Ruth Hamilton remembered how cold and clear it was in Kerr County on the morning of Monday, November 11, 1918. She lived a little over a mile from Kerrville, and when she and her family heard the downtown fire bell ringing, they thought a house was burning. The sound of the bell carried so well on the cold air, she recalled.
It was only after the church bells all over town began ringing did the Hamiltons realize something unusual was going on, but it wasn't until the telephone rang that they understood what had happened. Germany had surrendered, and the First World War was over.
Years later Walter R. Moses wrote an account of that day:
"When the Armistice was signed on November 11, 1918, telephone operators spread the word, especially to families that they knew had sons or husbands in France. Up on Johnson Creek the word spread, but the wait seemed endless before Dr. Luther Fawler received his San Antonio Light and we could see the news in print."
Roster poster, Company D,
from Camp Bowie, Texas.
The newspapers from San Antonio arrived in Kerrville by train, and then had to be carried on to the subscribers' houses, often delivered by horse-drawn wagons, even in 1918.
As the news quickly spread through Kerr County, people gathered together, many of them in downtown Kerrville.
Bob Bennett, in his history of our county, wrote this about November 11, 1918:
"The glad news that the gigantic armies facing each other on the long battle front in France had agreed to an armistice reached Kerrville early in the morning of November 11, 1918. Soon after dawn the noise of celebrating began and the din brought people into town by the hundreds. Before noon downtown sidewalks and streets were packed with people and automobiles driving up and down the thoroughfares. Everybody was wildly hilarious with joy.
"Guns were fired, whistles were blown and bells were rung. Schools were suspended for the day. The old town fire bell ... played its part in the noisemaking.
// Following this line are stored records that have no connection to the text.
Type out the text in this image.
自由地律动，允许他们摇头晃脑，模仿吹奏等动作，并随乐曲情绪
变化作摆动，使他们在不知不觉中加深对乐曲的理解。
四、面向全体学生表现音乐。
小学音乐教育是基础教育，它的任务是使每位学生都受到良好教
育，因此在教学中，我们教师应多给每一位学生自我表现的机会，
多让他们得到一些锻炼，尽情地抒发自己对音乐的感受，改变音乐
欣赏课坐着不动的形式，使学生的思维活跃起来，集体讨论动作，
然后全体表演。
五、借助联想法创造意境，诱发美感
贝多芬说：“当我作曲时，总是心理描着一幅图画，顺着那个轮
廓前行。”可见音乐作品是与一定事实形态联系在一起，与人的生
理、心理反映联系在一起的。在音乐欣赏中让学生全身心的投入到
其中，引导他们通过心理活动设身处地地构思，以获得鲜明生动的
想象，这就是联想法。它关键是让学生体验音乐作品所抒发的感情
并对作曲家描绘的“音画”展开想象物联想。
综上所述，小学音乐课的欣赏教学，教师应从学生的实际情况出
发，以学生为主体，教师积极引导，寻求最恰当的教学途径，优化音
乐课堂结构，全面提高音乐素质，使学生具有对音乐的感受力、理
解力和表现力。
Men and boys climbed up the tower after breaking the rope used for ringing, and with hammers kept the bell clanging for hours."
And yet, for all of the joy the community celebrated, there were three families for whom dark news was still to be delivered, news coming to them slowly from France.
"When Kerrville was celebrating the first Armistice Day," Bennett writes, "the citizens were unaware that three of the city's noble youths who had volunteered for their country's service had given their all. Mrs. E. W. Baker [the mother of Sidney Baker] received the news of her son's death the very next day, November 12. Later in the month, Judge and Mrs. W. G. Garrett received the information from the War Department that their son, Earl, had lost his life. Relatives of Francisco Lemos also received the news of his death in late November."
There are 19 Kerr County men listed on the war memorial on the courthouse lawn. Of those listed, three died in battle in France: Francisco Lemos, Earl Garrett, and Sidney Baker. Many of the other soldiers listed there died in Texas and in France during the influenza pandemic of 1918, which killed at least 50 million people worldwide.
On this day 100 years ago the guns were finally silent and celebrations began, even among families who thought their boy had survived and was coming home. The sacrifices of our soldiers and their families in that war can seem dim to us after the passing of so many years, but to them those sacrifices were tragic and heartbreaking.
We remember three of those heroes because major downtown Kerrville streets were renamed in their honor. The other 16 we do not easily remember, though their bravery and willingness to serve our country was just as great, and the loss their families suffered was just as deep.